A quantum computer is any device for computation that makes direct use of distinctively quantum mechanical phenomena, such as superposition and entanglement, to perform operations on data.

In a classical computer, information is stored as bits; in a quantum computer, it is stored as qubits. The basic principle of quantum computation is that the quantum properties can be used to represent and structure data and that quantum mechanisms can be devised and built to perform operations with this data. Although quantum computing is still in its infancy, experiments have been carried out in which quantum computational operations were executed on a very small number of qubits.

Research in both theoretical and practical areas continues at a frantic pace, and many national government and military funding agencies support quantum computing research to develop quantum computers for both civilian and national security purposes, such as cryptanalysis. If large-scale quantum computers can be built, they will be able to solve certain problems exponentially faster than any of our current classical computers.

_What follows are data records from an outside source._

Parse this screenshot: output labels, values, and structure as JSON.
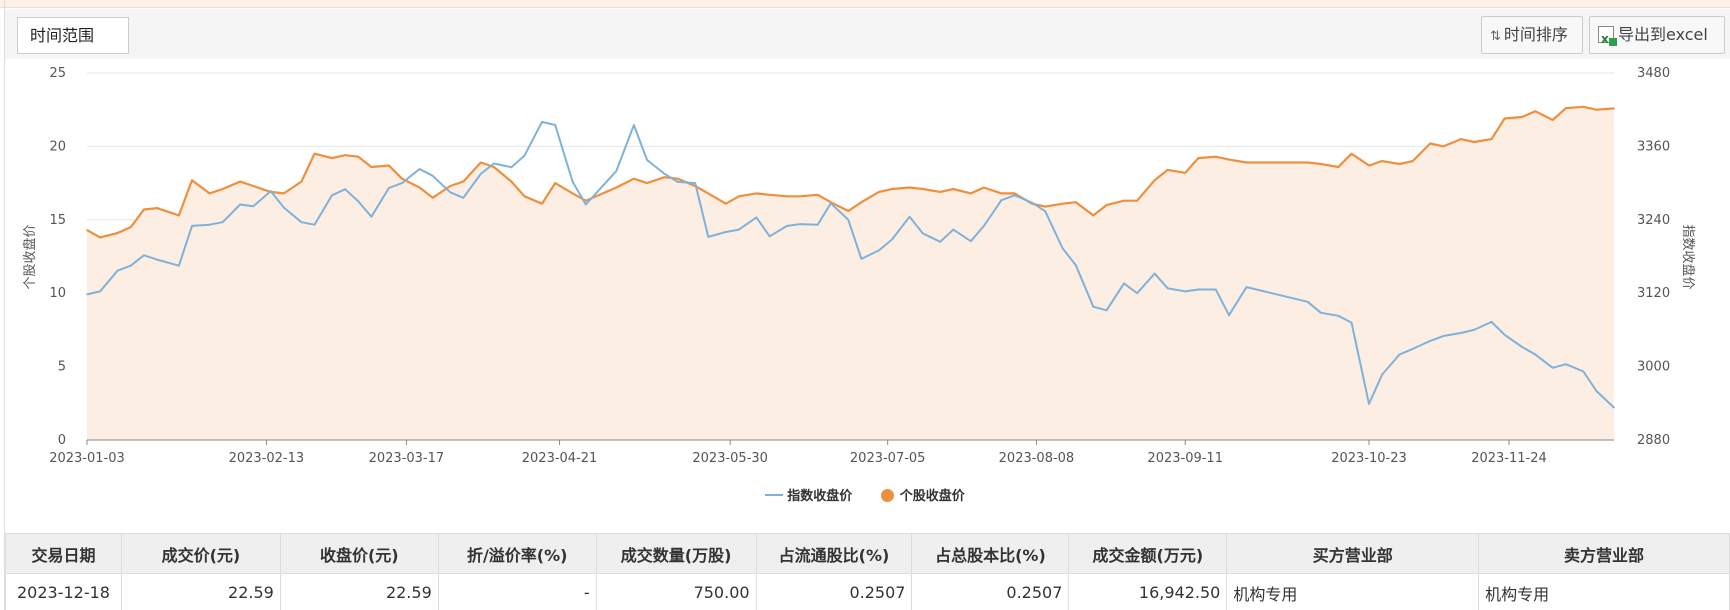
{
  "toolbar": {
    "range_label": "时间范围",
    "sort_label": "时间排序",
    "export_label": "导出到excel",
    "sort_icon": "sort-arrows-icon",
    "export_icon": "excel-icon"
  },
  "chart_data": {
    "type": "line",
    "x_ticks": [
      "2023-01-03",
      "2023-02-13",
      "2023-03-17",
      "2023-04-21",
      "2023-05-30",
      "2023-07-05",
      "2023-08-08",
      "2023-09-11",
      "2023-10-23",
      "2023-11-24"
    ],
    "x_range": [
      "2023-01-03",
      "2023-12-18"
    ],
    "y_left": {
      "label": "个股收盘价",
      "ticks": [
        0,
        5,
        10,
        15,
        20,
        25
      ],
      "range": [
        0,
        25
      ]
    },
    "y_right": {
      "label": "指数收盘价",
      "ticks": [
        2880,
        3000,
        3120,
        3240,
        3360,
        3480
      ],
      "range": [
        2880,
        3480
      ]
    },
    "grid": true,
    "legend_position": "bottom",
    "series": [
      {
        "name": "指数收盘价",
        "axis": "right",
        "color": "#7fb2da",
        "points": [
          [
            "2023-01-03",
            3118
          ],
          [
            "2023-01-06",
            3123
          ],
          [
            "2023-01-10",
            3157
          ],
          [
            "2023-01-13",
            3165
          ],
          [
            "2023-01-16",
            3182
          ],
          [
            "2023-01-19",
            3175
          ],
          [
            "2023-01-24",
            3165
          ],
          [
            "2023-01-27",
            3230
          ],
          [
            "2023-01-31",
            3232
          ],
          [
            "2023-02-03",
            3236
          ],
          [
            "2023-02-07",
            3265
          ],
          [
            "2023-02-10",
            3262
          ],
          [
            "2023-02-14",
            3287
          ],
          [
            "2023-02-17",
            3260
          ],
          [
            "2023-02-21",
            3236
          ],
          [
            "2023-02-24",
            3232
          ],
          [
            "2023-02-28",
            3280
          ],
          [
            "2023-03-03",
            3290
          ],
          [
            "2023-03-06",
            3270
          ],
          [
            "2023-03-09",
            3245
          ],
          [
            "2023-03-13",
            3292
          ],
          [
            "2023-03-16",
            3300
          ],
          [
            "2023-03-20",
            3323
          ],
          [
            "2023-03-23",
            3312
          ],
          [
            "2023-03-27",
            3285
          ],
          [
            "2023-03-30",
            3276
          ],
          [
            "2023-04-03",
            3315
          ],
          [
            "2023-04-06",
            3332
          ],
          [
            "2023-04-10",
            3326
          ],
          [
            "2023-04-13",
            3345
          ],
          [
            "2023-04-17",
            3400
          ],
          [
            "2023-04-20",
            3395
          ],
          [
            "2023-04-24",
            3302
          ],
          [
            "2023-04-27",
            3265
          ],
          [
            "2023-05-04",
            3320
          ],
          [
            "2023-05-08",
            3395
          ],
          [
            "2023-05-11",
            3338
          ],
          [
            "2023-05-15",
            3315
          ],
          [
            "2023-05-18",
            3302
          ],
          [
            "2023-05-22",
            3300
          ],
          [
            "2023-05-25",
            3212
          ],
          [
            "2023-05-29",
            3220
          ],
          [
            "2023-06-01",
            3224
          ],
          [
            "2023-06-05",
            3244
          ],
          [
            "2023-06-08",
            3213
          ],
          [
            "2023-06-12",
            3230
          ],
          [
            "2023-06-15",
            3233
          ],
          [
            "2023-06-19",
            3232
          ],
          [
            "2023-06-22",
            3267
          ],
          [
            "2023-06-26",
            3240
          ],
          [
            "2023-06-29",
            3176
          ],
          [
            "2023-07-03",
            3190
          ],
          [
            "2023-07-06",
            3208
          ],
          [
            "2023-07-10",
            3245
          ],
          [
            "2023-07-13",
            3218
          ],
          [
            "2023-07-17",
            3204
          ],
          [
            "2023-07-20",
            3224
          ],
          [
            "2023-07-24",
            3205
          ],
          [
            "2023-07-27",
            3230
          ],
          [
            "2023-07-31",
            3272
          ],
          [
            "2023-08-03",
            3280
          ],
          [
            "2023-08-07",
            3268
          ],
          [
            "2023-08-10",
            3254
          ],
          [
            "2023-08-14",
            3193
          ],
          [
            "2023-08-17",
            3166
          ],
          [
            "2023-08-21",
            3098
          ],
          [
            "2023-08-24",
            3092
          ],
          [
            "2023-08-28",
            3136
          ],
          [
            "2023-08-31",
            3120
          ],
          [
            "2023-09-04",
            3152
          ],
          [
            "2023-09-07",
            3128
          ],
          [
            "2023-09-11",
            3123
          ],
          [
            "2023-09-14",
            3126
          ],
          [
            "2023-09-18",
            3126
          ],
          [
            "2023-09-21",
            3084
          ],
          [
            "2023-09-25",
            3130
          ],
          [
            "2023-10-09",
            3106
          ],
          [
            "2023-10-12",
            3088
          ],
          [
            "2023-10-16",
            3083
          ],
          [
            "2023-10-19",
            3072
          ],
          [
            "2023-10-23",
            2939
          ],
          [
            "2023-10-26",
            2987
          ],
          [
            "2023-10-30",
            3020
          ],
          [
            "2023-11-02",
            3029
          ],
          [
            "2023-11-06",
            3042
          ],
          [
            "2023-11-09",
            3050
          ],
          [
            "2023-11-13",
            3055
          ],
          [
            "2023-11-16",
            3060
          ],
          [
            "2023-11-20",
            3073
          ],
          [
            "2023-11-23",
            3052
          ],
          [
            "2023-11-27",
            3032
          ],
          [
            "2023-11-30",
            3020
          ],
          [
            "2023-12-04",
            2998
          ],
          [
            "2023-12-07",
            3004
          ],
          [
            "2023-12-11",
            2992
          ],
          [
            "2023-12-14",
            2960
          ],
          [
            "2023-12-18",
            2933
          ]
        ]
      },
      {
        "name": "个股收盘价",
        "axis": "left",
        "color": "#ee8f3e",
        "points": [
          [
            "2023-01-03",
            14.3
          ],
          [
            "2023-01-06",
            13.8
          ],
          [
            "2023-01-10",
            14.1
          ],
          [
            "2023-01-13",
            14.5
          ],
          [
            "2023-01-16",
            15.7
          ],
          [
            "2023-01-19",
            15.8
          ],
          [
            "2023-01-24",
            15.3
          ],
          [
            "2023-01-27",
            17.7
          ],
          [
            "2023-01-31",
            16.8
          ],
          [
            "2023-02-03",
            17.1
          ],
          [
            "2023-02-07",
            17.6
          ],
          [
            "2023-02-10",
            17.3
          ],
          [
            "2023-02-14",
            16.9
          ],
          [
            "2023-02-17",
            16.8
          ],
          [
            "2023-02-21",
            17.6
          ],
          [
            "2023-02-24",
            19.5
          ],
          [
            "2023-02-28",
            19.2
          ],
          [
            "2023-03-03",
            19.4
          ],
          [
            "2023-03-06",
            19.3
          ],
          [
            "2023-03-09",
            18.6
          ],
          [
            "2023-03-13",
            18.7
          ],
          [
            "2023-03-16",
            17.8
          ],
          [
            "2023-03-20",
            17.2
          ],
          [
            "2023-03-23",
            16.5
          ],
          [
            "2023-03-27",
            17.3
          ],
          [
            "2023-03-30",
            17.6
          ],
          [
            "2023-04-03",
            18.9
          ],
          [
            "2023-04-06",
            18.6
          ],
          [
            "2023-04-10",
            17.6
          ],
          [
            "2023-04-13",
            16.6
          ],
          [
            "2023-04-17",
            16.1
          ],
          [
            "2023-04-20",
            17.5
          ],
          [
            "2023-04-24",
            16.8
          ],
          [
            "2023-04-27",
            16.3
          ],
          [
            "2023-05-04",
            17.2
          ],
          [
            "2023-05-08",
            17.8
          ],
          [
            "2023-05-11",
            17.5
          ],
          [
            "2023-05-15",
            17.9
          ],
          [
            "2023-05-18",
            17.8
          ],
          [
            "2023-05-22",
            17.3
          ],
          [
            "2023-05-25",
            16.8
          ],
          [
            "2023-05-29",
            16.1
          ],
          [
            "2023-06-01",
            16.6
          ],
          [
            "2023-06-05",
            16.8
          ],
          [
            "2023-06-08",
            16.7
          ],
          [
            "2023-06-12",
            16.6
          ],
          [
            "2023-06-15",
            16.6
          ],
          [
            "2023-06-19",
            16.7
          ],
          [
            "2023-06-22",
            16.2
          ],
          [
            "2023-06-26",
            15.6
          ],
          [
            "2023-06-29",
            16.2
          ],
          [
            "2023-07-03",
            16.9
          ],
          [
            "2023-07-06",
            17.1
          ],
          [
            "2023-07-10",
            17.2
          ],
          [
            "2023-07-13",
            17.1
          ],
          [
            "2023-07-17",
            16.9
          ],
          [
            "2023-07-20",
            17.1
          ],
          [
            "2023-07-24",
            16.8
          ],
          [
            "2023-07-27",
            17.2
          ],
          [
            "2023-07-31",
            16.8
          ],
          [
            "2023-08-03",
            16.8
          ],
          [
            "2023-08-07",
            16.1
          ],
          [
            "2023-08-10",
            15.9
          ],
          [
            "2023-08-14",
            16.1
          ],
          [
            "2023-08-17",
            16.2
          ],
          [
            "2023-08-21",
            15.3
          ],
          [
            "2023-08-24",
            16.0
          ],
          [
            "2023-08-28",
            16.3
          ],
          [
            "2023-08-31",
            16.3
          ],
          [
            "2023-09-04",
            17.7
          ],
          [
            "2023-09-07",
            18.4
          ],
          [
            "2023-09-11",
            18.2
          ],
          [
            "2023-09-14",
            19.2
          ],
          [
            "2023-09-18",
            19.3
          ],
          [
            "2023-09-21",
            19.1
          ],
          [
            "2023-09-25",
            18.9
          ],
          [
            "2023-10-09",
            18.9
          ],
          [
            "2023-10-12",
            18.8
          ],
          [
            "2023-10-16",
            18.6
          ],
          [
            "2023-10-19",
            19.5
          ],
          [
            "2023-10-23",
            18.7
          ],
          [
            "2023-10-26",
            19.0
          ],
          [
            "2023-10-30",
            18.8
          ],
          [
            "2023-11-02",
            19.0
          ],
          [
            "2023-11-06",
            20.2
          ],
          [
            "2023-11-09",
            20.0
          ],
          [
            "2023-11-13",
            20.5
          ],
          [
            "2023-11-16",
            20.3
          ],
          [
            "2023-11-20",
            20.5
          ],
          [
            "2023-11-23",
            21.9
          ],
          [
            "2023-11-27",
            22.0
          ],
          [
            "2023-11-30",
            22.4
          ],
          [
            "2023-12-04",
            21.8
          ],
          [
            "2023-12-07",
            22.6
          ],
          [
            "2023-12-11",
            22.7
          ],
          [
            "2023-12-14",
            22.5
          ],
          [
            "2023-12-18",
            22.59
          ]
        ]
      }
    ]
  },
  "table": {
    "headers": [
      "交易日期",
      "成交价(元)",
      "收盘价(元)",
      "折/溢价率(%)",
      "成交数量(万股)",
      "占流通股比(%)",
      "占总股本比(%)",
      "成交金额(万元)",
      "买方营业部",
      "卖方营业部"
    ],
    "rows": [
      [
        "2023-12-18",
        "22.59",
        "22.59",
        "-",
        "750.00",
        "0.2507",
        "0.2507",
        "16,942.50",
        "机构专用",
        "机构专用"
      ]
    ]
  }
}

Quantum computers are different from other computers such as DNA computers and traditional computers based on transistors. Some computing architectures such as optical computers may use classical superposition of electromagnetic waves, but without some specifically quantum mechanical resources such as entanglement, they have less potential for computational speed-up than quantum computers. The power of quantum computers Integer factorization is believed to be computationally unfeasible with an ordinary computer for large integers that are the product of only a few prime numbers.

By comparison, a quantum computer could solve this problem more efficiently than a classical computer using Shor's algorithm to find its factors. his ability would allow a quantum computer to "break" many of the cryptographic systems in use today, in the sense that there would be a polynomial time (in the number of bits of the integer) algorithm for solving the problem. In particular, most of the popular public key ciphers are based on the difficulty of factoring integers, including forms of RSA.

These are used to protect secure Web pages, encrypted email, and many other types of data. Breaking these would have significant ramifications for electronic privacy and security. The only way to increase the security of an algorithm like RSA would be to increase the key size and hope that an adversary does not have the resources to build and use a powerful enough quantum computer. It seems plausible that it will always be possible to build classical computers that have more bits than the number of qubits in the largest quantum computer.